One way is to explore this great city in parts and allow yourself to experience some of the best the city has to offer without rushing through it.

Though you never know what you might find along the way to distract you from your original plans (street festivals, free concerts, or farmers markets tend to pop up everywhere, especially during the warmer months), having a good guide at least helps you get started.

Here are some ideas for two fun days in New York City. Because this is a pedestrian-friendly city with a wonderful public transportation system, a lot of these places are perfect for walking (wear comfortable shoes) as well as train or bus-riding (make sure to purchase a multi-day metrocard). And by all means, bring your sense of adventure and camera along!

Day One

Want to start your exploration of NYC in a way few often do? Start your day in Harlem. Because most visitors tend to stay in the lower parts of the city, few get to experience what uptown has to offer.

Start in what is now called Morningside Heights, but what we New Yorkers still know to be Harlem. Tour Columbia University on 116th and Broadway. There are no shortages of coffee shops in the area for a morning pick-me-up before walking through campus and towards your next stop, Cathedral St. John The Divine.

Though the cathedral's construction began in 1892 and the work was interrupted several times, including during two world wars, its completion is yet to be announced. It functions as a place of worship today and often hosts activities for the community, but it's also an architecturally beautiful space to tour and explore either with a guide or on your own.

If it's a weekend, work up a brunch-worthy appetite with a 21-minute (or 1-mile) walk East to 118th Street and Lenox Ave (or Malcolm X Blvd) in the heart of Harlem. This is where you will find La Bodega 47 Social Club, a fun eatery that specializes in Latin and Caribbean cuisine.

There aren't a lot of places left in that represent the authenticity of the neighborhood you are in, and what Bodega does is a great job at celebrating the community of Harlem with the food and sounds that highlight it all so well.
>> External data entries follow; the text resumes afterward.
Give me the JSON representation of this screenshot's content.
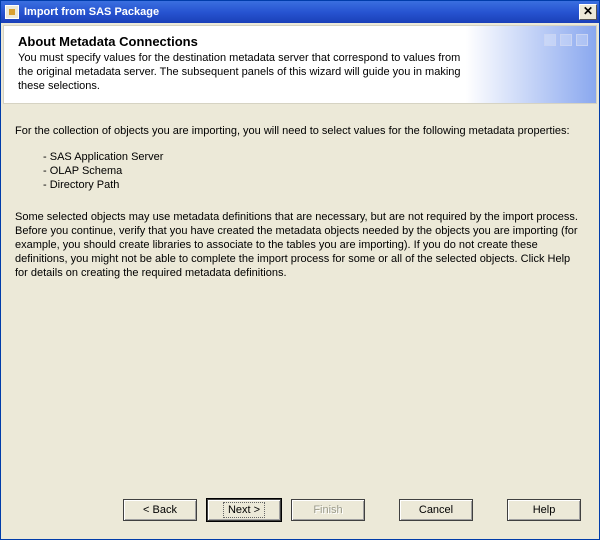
{
  "window": {
    "title": "Import from SAS Package"
  },
  "header": {
    "title": "About Metadata Connections",
    "subtitle": "You must specify values for the destination metadata server that correspond to values from the original metadata server. The subsequent panels of this wizard will guide you in making these selections."
  },
  "content": {
    "intro": "For the collection of objects you are importing, you will need to select values for the following metadata properties:",
    "bullets": [
      "SAS Application Server",
      "OLAP Schema",
      "Directory Path"
    ],
    "paragraph": "Some selected objects may use metadata definitions that are necessary, but are not required by the import process. Before you continue, verify that you have created the metadata objects needed by the objects you are importing (for example, you should create libraries to associate to the tables you are importing). If you do not create these definitions, you might not be able to complete the import process for some or all of the selected objects. Click Help for details on creating the required metadata definitions."
  },
  "buttons": {
    "back": "< Back",
    "next": "Next >",
    "finish": "Finish",
    "cancel": "Cancel",
    "help": "Help"
  }
}
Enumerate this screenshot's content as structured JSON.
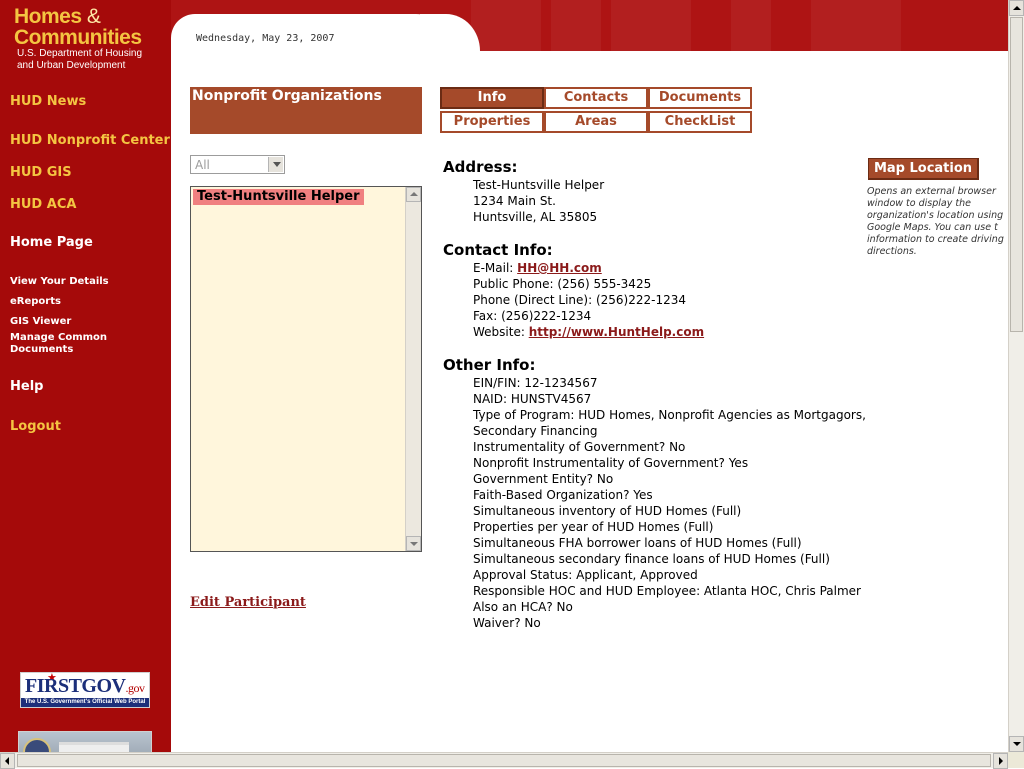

Dishes like their shrimp and cheddar grits or their French BLT are to die for. Pair that with any one of their amazing drinks and you are set for an afternoon of adventure.

A straight 20-minute walk down Malcolm X Blvd and into Central Park will lead you into the beautiful Conservatory Gardens, on 5th Avenue and 105th street.

This 6-acre garden is the only one in Central Park and is a designated quiet zone where visitors often come for walks, book reading, or peaceful rest. The sculpture of the Three Dancing Maidens serves as its centerpiece and the Vanderbilt Gates, which once led to Cornelius Vanderbilt II's chateau, now serve as the main entrance off of 5th Avenue.

During the spring, when all the tulips are in bloom, and in the fall, when the colorful mums take over, this garden is a sight not to be missed.

Across 5th avenue is El Museo del Barrio, where you will find a collection of Latino art and photography, specifically though not exclusively, that of Puerto Rican artists representing the community of Spanish Harlem, or El Barrio, where the museum is located.

Exploring the museum as well as attending any one of their weekend events is a wonderful way to learn about the area, the people, and the cultures that have influenced this part of New York City over the years.

This museum is the first of many to be found on this section of 5th Avenue called Museum Row. Everything from The Museum of New York City to the Guggenheim to The Metropolitan Museum can be found. You can walk down the avenue, in through Central Park, or take the M1 or M2 buses further downtown.

The best way to end your day however, would be on the Roof Garden Cafe and Martini Bar of The Met. Though touring the museum itself could take a day or more, there is no question that heading straight to the rooftop to watch the sunset over the skyscrapers makes for a wonderful ending to a very enriching first day.

Day Two

At this point, you might find yourself a bit exhausted from the day before. No better excuse for a free ferry ride and a picnic on Governors Island off the coast of Manhattan.

This island is accessible only by ferry and does not allow cars, though visitors are welcomed to bring their bikes or rent them on site.

Of the 172 acres, 30 are currently open to the public with 14 acres available as green area for rest, picnic, and play, with two fields for softball and little league games. There are food vendors on site (cash only) as well. The ferries run on a schedule leaving from the Battery Park area of Manhattan. The ferry and island are less crowded during the morning hours, and leaving earlier in the afternoon helps to avoid long lines.

The Governors Beach Club is a great place to dip your feet in the sand, grab a beer or a snack, and admire the Manhattan skyline from a distance.

Plan your visit, and you might even catch a free concert or two. Best ways to get to the Battery Maritime Building on 10 South Street, and where the ferry departs from, is by train or bus as parking in the area is very difficult.

If you didn't get enough while on the island, then touring Battery Park City and its many monuments and museums will surely do you in. The 9/11 Memorial and Wall Street is nearby, but that might require a whole other day of exploring, best done through a guided tour for a full history lesson on that historic New York City area.

To end the day in a fabulous way, Pier A Harbor House has recently reopened as a fine-dining and drinking spot after being in shambles for 40 years.

This historic pier which opened in 1886, once served as the offices for the New York Harbor Police and Department of Docks. Later it was the point of entry for the European elite coming through Ellis Island, and most recently the offices of the NYC Fire Department's Marine Division.

Today it is two-stories of spacious luxury for an evening of relaxation, enjoyment, and sunsets.

There are countless other ways to spend two glorious days in the Big Apple, but these two options provide unique views of the city, a fun perspective that not too many people get to enjoy, and a more enriching experience that will make you love the city even more.